The fun is that you don’t really know what’s going to happen. Pachinko itself, perhaps moreso than other ‘mechanical’ games like pinball, are already impossible to fully predict due to momentum, force, speed and the positioning of the pegs. You can build a perfect path through your Ballionaire board and the ball may never even stray near it — even if you place out bouncers, jump ropes and more to try and direct it. Similarly, you might tuck away a crystal ball, caterpillar or cactus so that you gain bonuses but the ball never touches them, but your next ball might catapult itself directly at them.

Ballionaire is (as I imagine watching team sports is) all about cheering when something you thought was going to happen happens, and arbitrarily blaming something and lamenting as luck, fate or whatever soured your plans strikes against you.
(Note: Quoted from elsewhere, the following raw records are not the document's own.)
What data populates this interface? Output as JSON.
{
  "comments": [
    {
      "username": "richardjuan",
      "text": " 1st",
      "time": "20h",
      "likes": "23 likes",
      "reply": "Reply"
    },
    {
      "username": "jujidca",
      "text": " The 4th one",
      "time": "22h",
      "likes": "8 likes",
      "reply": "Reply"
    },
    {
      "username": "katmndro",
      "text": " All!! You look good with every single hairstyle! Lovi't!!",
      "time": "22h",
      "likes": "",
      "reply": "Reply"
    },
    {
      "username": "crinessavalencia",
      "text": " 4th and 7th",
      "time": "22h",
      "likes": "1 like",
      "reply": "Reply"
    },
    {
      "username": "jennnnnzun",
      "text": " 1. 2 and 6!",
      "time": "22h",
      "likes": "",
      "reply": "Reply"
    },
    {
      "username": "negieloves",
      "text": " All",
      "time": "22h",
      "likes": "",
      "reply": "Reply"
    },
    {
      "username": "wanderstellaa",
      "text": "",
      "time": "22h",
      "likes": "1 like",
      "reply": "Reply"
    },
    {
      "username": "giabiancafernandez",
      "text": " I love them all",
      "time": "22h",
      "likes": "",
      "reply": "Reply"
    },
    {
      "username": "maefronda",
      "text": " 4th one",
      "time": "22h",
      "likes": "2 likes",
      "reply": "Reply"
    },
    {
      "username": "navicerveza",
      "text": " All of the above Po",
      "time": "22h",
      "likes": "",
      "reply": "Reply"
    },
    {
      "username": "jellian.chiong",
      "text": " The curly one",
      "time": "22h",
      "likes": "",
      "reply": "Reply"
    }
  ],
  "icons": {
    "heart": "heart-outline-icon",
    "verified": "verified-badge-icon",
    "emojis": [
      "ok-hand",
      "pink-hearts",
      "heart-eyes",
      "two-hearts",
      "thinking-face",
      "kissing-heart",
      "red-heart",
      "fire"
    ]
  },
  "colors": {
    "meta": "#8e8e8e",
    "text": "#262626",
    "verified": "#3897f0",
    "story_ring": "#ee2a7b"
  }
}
Its fantastic, its magnetic, and I’ve already lost far too long on the simple demo. That demo includes two of the final boards, as well as a pretty natty tutorial for three different combo trees — although maybe introduction is the better word as random boons and choices follow quickly and the second you release your first ball you’re off the rails.

I’m excited to see more of Ballionaire, and I’m especially interested to see the full width of the peg and boon options in the final game. Mastery isn’t attainable here, but the feelings that gush forth here when you do something incredibly cool, or when you do something incredibly stupid (like flicking the gravity for all your spawners) is something rare and special.

Ballionaire is expected to launch for PC and Linux in the near future (‘a LOT closer than you think‘).